Monday, August 30, 2010

Alaska Cruise

Well, Dear Reader, I am here to tell you that my family just returned from a cruise to Alaska. You heard me, Alaska. How dare you judge me!

Interesting facts about cruising to Alaska:

1. No way you're the fattest person on the cruise. Not even close. Go ahead and eat some more cheesecake because most of the people here are fatter than you.

2. No way you're old. See number one above, and while you're at it, have some more cheesecake because you're still not the fattest.

3. Sometimes seniors get cranky, and once they start up, it's hard to get them off topic. What's it to you, you may be asking? Well, nothing, unless you're stuck with them at dinner then the bitching about how far you have to walk to the elevators gets real old, real fast. I can only be all "Yes, that IS far to walk!" for like 15 minutes. 20 at the most. I don't need the wife chiming in, too.

4. Cruise ship directors are awful, evil people. I am talking to you, Gene. And Julie from the Loveboat. You know what you did.

5. Can we just call it Alaska? Do we have to say Ahhhh LASSSS K AAAAAAAh! everytime? Again, talking to you Gene.

6. Pronouncing it Ahhhh LASSSS K AAAAAAAh does not make the eight block town anymore exciting. I don't care what Captain Stubing told you, it doesn't.

7. Yes, I can confirm that cruise ships are floating buffets.
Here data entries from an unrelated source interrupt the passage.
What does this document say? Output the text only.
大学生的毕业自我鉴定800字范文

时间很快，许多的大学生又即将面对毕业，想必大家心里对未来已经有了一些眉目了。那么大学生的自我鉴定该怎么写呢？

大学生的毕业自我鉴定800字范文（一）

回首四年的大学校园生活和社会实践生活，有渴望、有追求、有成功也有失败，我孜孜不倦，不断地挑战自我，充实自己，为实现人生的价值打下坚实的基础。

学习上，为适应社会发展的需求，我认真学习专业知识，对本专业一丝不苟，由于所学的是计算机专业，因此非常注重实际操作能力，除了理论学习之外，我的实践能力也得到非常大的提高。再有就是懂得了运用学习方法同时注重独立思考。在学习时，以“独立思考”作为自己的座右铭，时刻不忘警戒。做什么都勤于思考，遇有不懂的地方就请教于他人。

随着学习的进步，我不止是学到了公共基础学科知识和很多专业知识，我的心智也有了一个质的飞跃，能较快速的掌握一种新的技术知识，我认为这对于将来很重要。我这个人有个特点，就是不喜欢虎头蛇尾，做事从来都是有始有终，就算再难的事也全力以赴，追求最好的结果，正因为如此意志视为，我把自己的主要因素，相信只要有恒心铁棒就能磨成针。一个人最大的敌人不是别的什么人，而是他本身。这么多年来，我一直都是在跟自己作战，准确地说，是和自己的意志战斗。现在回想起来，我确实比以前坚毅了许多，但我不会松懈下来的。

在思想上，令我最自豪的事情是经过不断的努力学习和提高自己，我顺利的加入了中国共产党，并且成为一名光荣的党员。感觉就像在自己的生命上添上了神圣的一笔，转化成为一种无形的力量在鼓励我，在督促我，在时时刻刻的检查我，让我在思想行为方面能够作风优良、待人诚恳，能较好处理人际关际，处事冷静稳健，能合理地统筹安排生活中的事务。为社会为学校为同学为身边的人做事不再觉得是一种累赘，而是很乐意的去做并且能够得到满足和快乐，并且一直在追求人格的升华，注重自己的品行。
8. The entertainment on cruise ships -- ai yi yi I am going to have to sub classify this topic.
a) The Big Song and Dance Show: This is one of those situations where you are really wondering if you and the lady next to you, who is simply raving about how fan-fucking-tastic the show was are watching the same show. I don't think so because all I saw was a really cheezy rendition of If I Could Turn Back Time (yes it can get even cheesier that Cher does it) and some abomination with several singer/dancers that was supposed to be a 1940s retrospective. You know, for the old fuckers on board. To say the show was bad does not do justice to its (equally) sad component. Watching it made me feel partially puzzled and partially violated, like Kenny G touched me in a bad place, and you're thinking eww and also you're thinking that's weird because I thought Kenny G was gay.

b) There was also a juggler. Bet you didn't know they still had those! Well they do, and they are about as entertaining as you would imagine they'd be.

c) There was a comedian. He was good.

d) And finally the sad comic-magician, who simply begged for people to give him good ratings on their cruise survey. We saw him in the buffet, eating with a friend. We were glad he had a friend. Seriously, the dude made us sad for him.

Wednesday, August 18, 2010


Does anyone read the really great McSweeney's Internet Tendency? If you don't, you should. It's really funny.

Anyhoo, they do these Lists over there, and I was just reading them and I made my own:

Canadian Superheroes Who Are Well Known in Canada but Not in the US Because, Typical!, You Don't Even Bother to get to Know Anything About Canada, Unless It's Bad News, Then You're All "Woo hoo double murder in Canada today"/Nicknamess for Former Boyfriends of Mine.

Fake Polite Man -- pretends to like your parents then talks about how "weird yet boring" (like that's even possible), your entire family is behind your back.

Canadian Ivy Leaguer -- apparently there's a Canadian uni that's part of the Ivy League. I forget the name now. Stuns you into bored silence by constantly reminding you he attended an "IVY LEAGUE" school.

Heartbreaker Man -- The dude who can emotionally cripple people for like three months at a time because he just breaks up with you for no reason, but politely.

Hockey Man -- the guy who rescues other dudes from bad situations like, for example, the time when you were really having a heart to heart with your then boyfriend and almost had him to the point of talking about taking your relationship to the next level, by phoning up and telling them to put on the CBC right now to catch the most awesome goal on the replay.

Hypno Crazy Coloured Money Man -- This dude will hypnotize you with all his flashy, "crazily" coloured (big goddam eyeroll from Canada - like green is so sensible. It's not, you're just used to it) bills, and make you think he's going to spend it on you, but turns out he's super cheap, so that's kind of his power.

Superman -- I said yeah, motherfucker. Superman is Canadian.

Monday, August 16, 2010

New post

Blank Page

Stop taunting me!

Actually, it's okay.

People, have I told you how lucky I am to be the kind of person who needs you?

Is there anything in the world sadder than the trying-to-be-hip housewife? And she's all "That's not how I roll" . We just got you to stop saying "In da house", please do not start up with this "How you roll" business now.

I ask you, sincerely, is there anything sadder than that? Maybe the fake giant boobs. And the tan on the age deteriorated skin.

Be old, that is cool! Be your age. Be your life experience!

Don't try to be young. Don't you remember what a total asshole you were when you were young? I do. I was insufferable.

Be yourself, just the way you are. You're awesome as is.